他认识霍钺没多久,春节就要到了,美国不兴过春节,甚至连假都不放,除夕那天俞禹甚至还要去别的地方上半天舞蹈课,下午的时候教他的老师才想起来他是中国人,大方地给他放了一天半的假。
俞禹过年是不能回国的,一来他的课程很紧没有假期,二来公司也不是做慈善的,还给他承包来回机票,所以虞子语只能独自一人在美国度过春节。
这还是俞禹长这么大以来第一次自己一个人在外地过年,虽然他是个孤儿,但以前过年过节的时候,好歹还有孤儿院里的其他孩子一起,大家虽然都没有家人,但是凑在一起包饺子吃年夜饭守岁也很热闹。而今年只有他一个人,不禁让他感到落寞。
想到这一点,回去的路上他都没什么精神,一边走着一边用脚踩着地上的落叶,想着今晚该怎么过才不会那么难过。

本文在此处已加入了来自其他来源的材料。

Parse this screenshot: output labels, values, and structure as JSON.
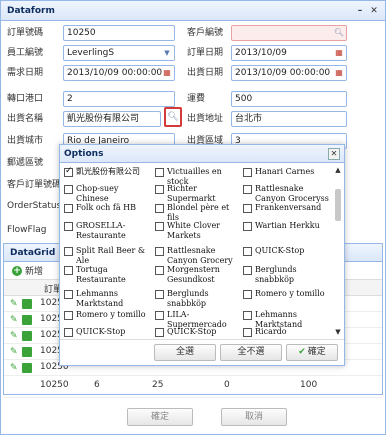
{
  "window": {
    "title": "Dataform"
  },
  "form": {
    "rows": [
      {
        "left_label": "訂單號碼",
        "left_value": "10250",
        "right_label": "客戶編號",
        "right_value": ""
      },
      {
        "left_label": "員工編號",
        "left_value": "LeverlingS",
        "right_label": "訂單日期",
        "right_value": "2013/10/09"
      },
      {
        "left_label": "需求日期",
        "left_value": "2013/10/09 00:00:00",
        "right_label": "出貨日期",
        "right_value": "2013/10/09 00:00:00"
      },
      {
        "left_label": "轉口港口",
        "left_value": "2",
        "right_label": "運費",
        "right_value": "500"
      },
      {
        "left_label": "出貨名稱",
        "left_value": "凱光股份有限公司",
        "right_label": "出貨地址",
        "right_value": "台北市"
      },
      {
        "left_label": "出貨城市",
        "left_value": "Rio de Janeiro",
        "right_label": "出貨區域",
        "right_value": "3"
      },
      {
        "left_label": "郵遞區號",
        "left_value": "",
        "right_label": "",
        "right_value": ""
      },
      {
        "left_label": "客戶訂單號碼",
        "left_value": "",
        "right_label": "",
        "right_value": ""
      }
    ],
    "extra_labels": [
      "OrderStatus",
      "FlowFlag"
    ]
  },
  "grid": {
    "title": "DataGrid",
    "add_label": "新增",
    "header": "訂單號...",
    "rows": [
      {
        "id": "10250"
      },
      {
        "id": "10250"
      },
      {
        "id": "10250"
      },
      {
        "id": "10250"
      },
      {
        "id": "10250"
      },
      {
        "id": "10250",
        "c2": "6",
        "c3": "25",
        "c4": "0",
        "c5": "100"
      }
    ]
  },
  "footer": {
    "ok": "確定",
    "cancel": "取消"
  },
  "options": {
    "title": "Options",
    "items": [
      {
        "label": "凱光股份有限公司",
        "checked": true
      },
      {
        "label": "Victuailles en stock",
        "checked": false
      },
      {
        "label": "Hanari Carnes",
        "checked": false
      },
      {
        "label": "Chop-suey Chinese",
        "checked": false
      },
      {
        "label": "Richter Supermarkt",
        "checked": false
      },
      {
        "label": "Rattlesnake Canyon Groceryss",
        "checked": false
      },
      {
        "label": "Folk och fä HB",
        "checked": false
      },
      {
        "label": "Blondel père et fils",
        "checked": false
      },
      {
        "label": "Frankenversand",
        "checked": false
      },
      {
        "label": "GROSELLA-Restaurante",
        "checked": false
      },
      {
        "label": "White Clover Markets",
        "checked": false
      },
      {
        "label": "Wartian Herkku",
        "checked": false
      },
      {
        "label": "Split Rail Beer & Ale",
        "checked": false
      },
      {
        "label": "Rattlesnake Canyon Grocery",
        "checked": false
      },
      {
        "label": "QUICK-Stop",
        "checked": false
      },
      {
        "label": "Tortuga Restaurante",
        "checked": false
      },
      {
        "label": "Morgenstern Gesundkost",
        "checked": false
      },
      {
        "label": "Berglunds snabbköp",
        "checked": false
      },
      {
        "label": "Lehmanns Marktstand",
        "checked": false
      },
      {
        "label": "Berglunds snabbköp",
        "checked": false
      },
      {
        "label": "Romero y tomillo",
        "checked": false
      },
      {
        "label": "Romero y tomillo",
        "checked": false
      },
      {
        "label": "LILA-Supermercado",
        "checked": false
      },
      {
        "label": "Lehmanns Marktstand",
        "checked": false
      },
      {
        "label": "QUICK-Stop",
        "checked": false
      },
      {
        "label": "QUICK-Stop",
        "checked": false
      },
      {
        "label": "Ricardo Adocicados",
        "checked": false
      }
    ],
    "select_all": "全選",
    "select_none": "全不選",
    "ok": "確定"
  }
}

他突然想到霍钺,也许霍钺也没放假呢,他要不要去找霍钺看看?
想到霍钺让他激动了一下,他几乎是马上就往最近的公交站跑,但是跑到一半他就想到,也许霍钺已经回家陪家人过年了呢,霍钺又不像他孤身一人在美国,是跟外公一家生活在美国的。
这个突然而来的认知让他慢慢停下来奔往公交站的步伐,刚才奔跑时随着他的动作在风中飘舞的头发也因此失落地贴回头皮上,整个人像蔫了一样,不知道该往哪里去了。
就在他决定要不要干脆直接回家时,裤袋里的bp机哔哔哔地响了起来,应该是有人找他,但是不知道是谁。在美国,会联系他的只有老师们,但是老师已经给他放了假,应该不会这个时候来找他才是。

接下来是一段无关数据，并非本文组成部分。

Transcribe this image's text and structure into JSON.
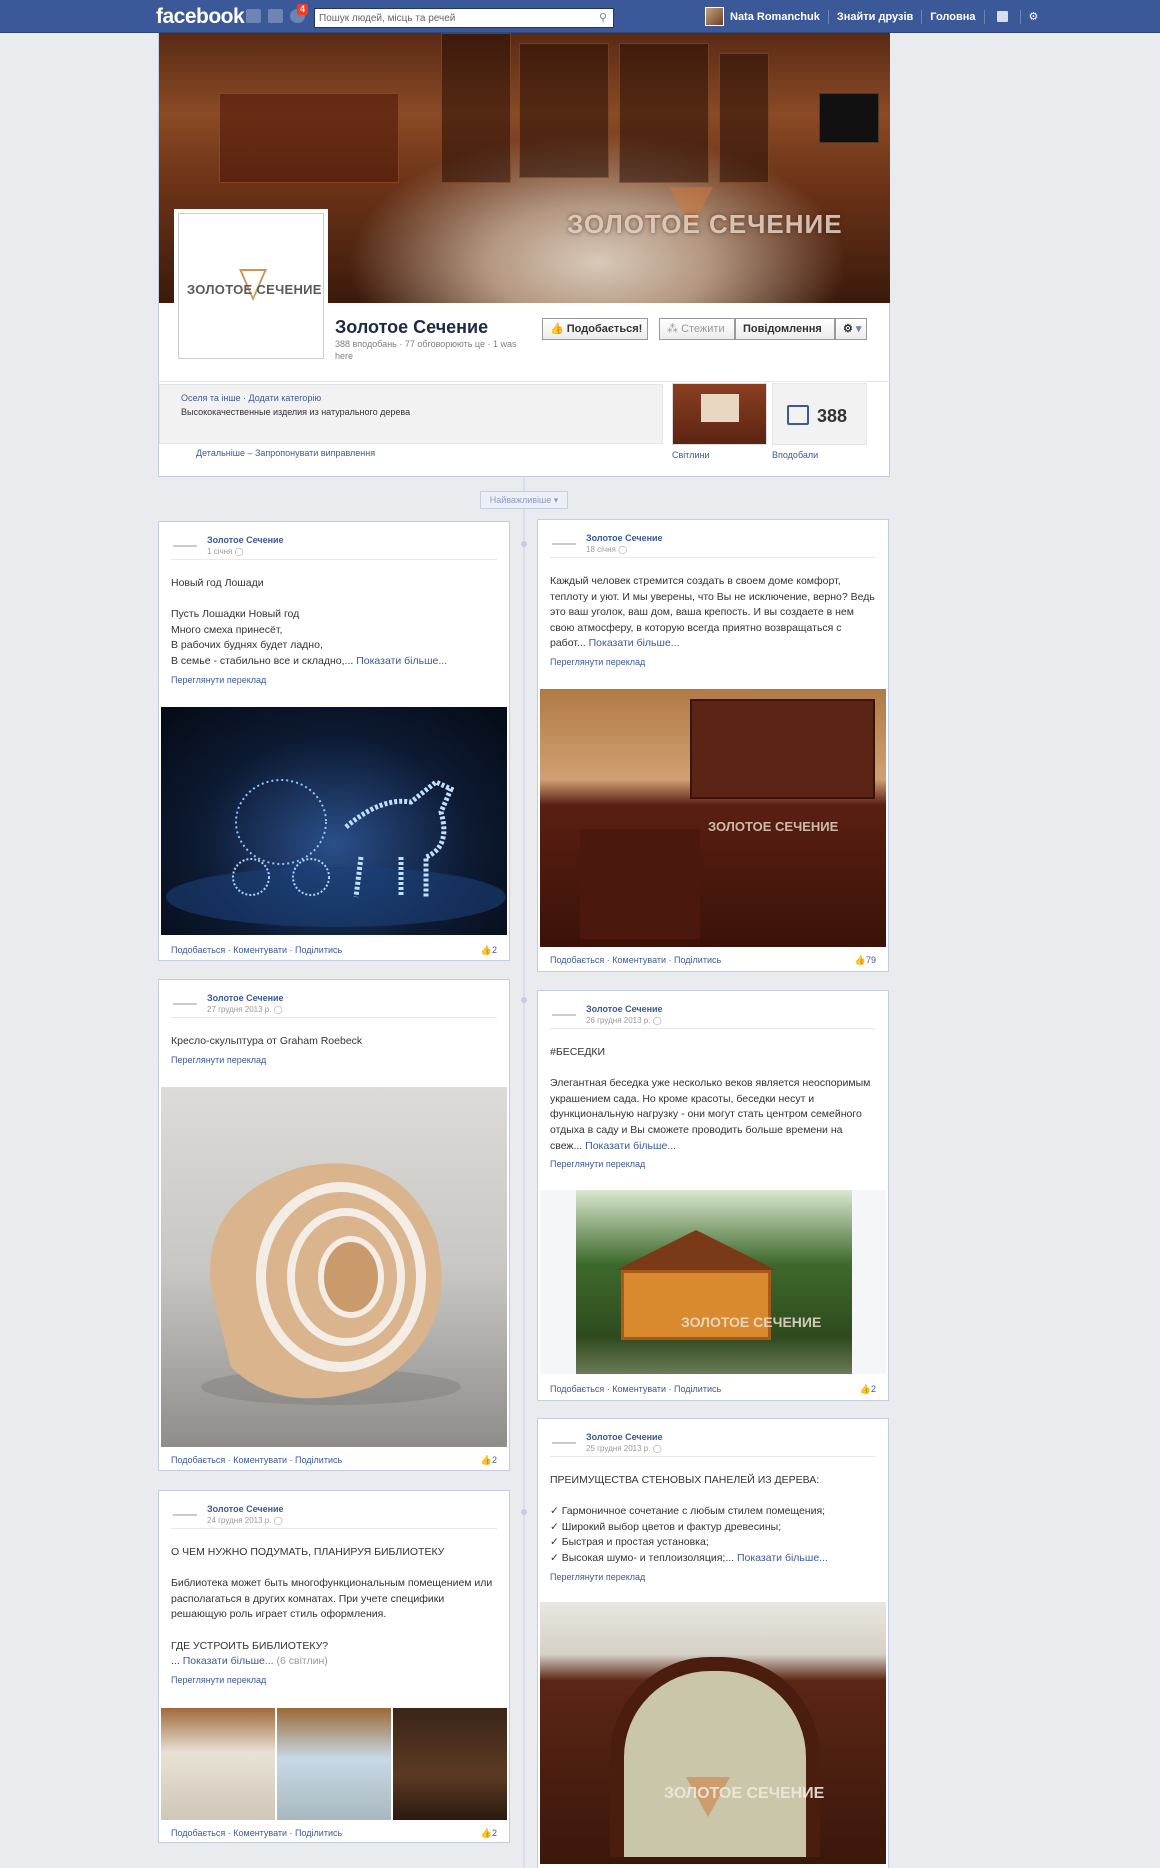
{
  "topbar": {
    "logo": "facebook",
    "notif_count": "4",
    "search_placeholder": "Пошук людей, місць та речей",
    "user_name": "Nata Romanchuk",
    "find_friends": "Знайти друзів",
    "home": "Головна"
  },
  "page": {
    "cover_text": "ЗОЛОТОЕ СЕЧЕНИЕ",
    "logo_text": "ЗОЛОТОЕ СЕЧЕНИЕ",
    "name": "Золотое Сечение",
    "meta": "388 вподобань · 77 обговорюють це · 1 was here",
    "like_button": "Подобається!",
    "follow_button": "Стежити",
    "message_button": "Повідомлення",
    "category_link": "Оселя та інше · Додати категорію",
    "description": "Высококачественные изделия из натурального дерева",
    "details_link": "Детальніше – Запропонувати виправлення",
    "photos_label": "Світлини",
    "likes_label": "Вподобали",
    "likes_count": "388"
  },
  "timeline": {
    "highlights": "Найважливіше"
  },
  "posts": [
    {
      "author": "Золотое Сечение",
      "date": "1 січня",
      "text": "Новый год Лошади\n\nПусть Лошадки Новый год\nМного смеха принесёт,\nВ рабочих буднях будет ладно,\nВ семье - стабильно все и складно,...",
      "more": "Показати більше...",
      "translate": "Переглянути переклад",
      "actions": "Подобається · Коментувати · Поділитись",
      "likes": "2"
    },
    {
      "author": "Золотое Сечение",
      "date": "18 січня",
      "text": "Каждый человек стремится создать в своем доме комфорт, теплоту и уют. И мы уверены, что Вы не исключение, верно? Ведь это ваш уголок, ваш дом, ваша крепость. И вы создаете в нем свою атмосферу, в которую всегда приятно возвращаться с работ...",
      "more": "Показати більше...",
      "translate": "Переглянути переклад",
      "actions": "Подобається · Коментувати · Поділитись",
      "likes": "79",
      "img_text": "ЗОЛОТОЕ СЕЧЕНИЕ"
    },
    {
      "author": "Золотое Сечение",
      "date": "27 грудня 2013 р.",
      "text": "Кресло-скульптура от Graham Roebeck",
      "translate": "Переглянути переклад",
      "actions": "Подобається · Коментувати · Поділитись",
      "likes": "2"
    },
    {
      "author": "Золотое Сечение",
      "date": "26 грудня 2013 р.",
      "text": "#БЕСЕДКИ\n\nЭлегантная беседка уже несколько веков является неоспоримым украшением сада. Но кроме красоты, беседки несут и функциональную нагрузку - они могут стать центром семейного отдыха в саду и Вы сможете проводить больше времени на свеж...",
      "more": "Показати більше...",
      "translate": "Переглянути переклад",
      "actions": "Подобається · Коментувати · Поділитись",
      "likes": "2",
      "img_text": "ЗОЛОТОЕ СЕЧЕНИЕ"
    },
    {
      "author": "Золотое Сечение",
      "date": "24 грудня 2013 р.",
      "text": "О ЧЕМ НУЖНО ПОДУМАТЬ, ПЛАНИРУЯ БИБЛИОТЕКУ\n\nБиблиотека может быть многофункциональным помещением или располагаться в других комнатах. При учете специфики решающую роль играет стиль оформления.\n\nГДЕ УСТРОИТЬ БИБЛИОТЕКУ?\n...",
      "more": "Показати більше...",
      "extra": "(6 світлин)",
      "translate": "Переглянути переклад",
      "actions": "Подобається · Коментувати · Поділитись",
      "likes": "2"
    },
    {
      "author": "Золотое Сечение",
      "date": "25 грудня 2013 р.",
      "text": "ПРЕИМУЩЕСТВА СТЕНОВЫХ ПАНЕЛЕЙ ИЗ ДЕРЕВА:\n\n✓ Гармоничное сочетание с любым стилем помещения;\n✓ Широкий выбор цветов и фактур древесины;\n✓ Быстрая и простая установка;\n✓ Высокая шумо- и теплоизоляция;...",
      "more": "Показати більше...",
      "translate": "Переглянути переклад",
      "img_text": "ЗОЛОТОЕ СЕЧЕНИЕ"
    }
  ]
}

那会是谁?俞禹从裤袋里拿出bp机,只见上面显示着一串他最熟悉不过的号码,来电人名字是Herbie。
看到这个号码和名字,俞禹的眼睛不由得睁大了,是霍钺找他!可是霍钺这会儿找他有什么事呢,霍钺今天不应该去外公家陪家人一起欢度除夕和春节吗?
虽然不知道霍钺为什么找他,但他还是飞快地跑去最近的电话亭,给霍钺打了电话。
“嘟——”电话打通了,俞禹紧张得手紧紧握着电话,生怕自己不小心就错过了霍钺的声音,还一边在心里数着电话响了几声。
他还没数到三,就听电话那头传来霍钺低沉有力的声音:“喂,是小禹吗?”
听到这个称呼,饶是从小就练就厚脸皮的俞禹,都抑制不住脸红耳热,只能小声地呐呐道:“是、是我,霍钺哥找我有什么事吗?”
霍钺哥这个称呼是他们熟悉了一些之后,霍钺让俞禹叫的,他觉得俞禹一口一个霍先生显得有些生疏了,但是俞禹又坚持认为直接喊他的名字不礼貌,所以就折中让俞禹喊他哥,两人的关系也因为称呼的改变而改进了些。
确定是他后,霍钺的语气就变轻松了一下,听起来像是带着笑意,对他说:“今天是除夕,你要不要来我家和我一起跨年?”
“咦?”听到霍钺这话,俞禹不可置信地在电话前瞪大了眼睛,他刚才还在想霍钺要陪外公过年,他不能去打搅霍钺,只能自己孤零零地跨年了,没想到霍钺居然主动打电话来问他要不要一起过年,这教他如何不惊讶。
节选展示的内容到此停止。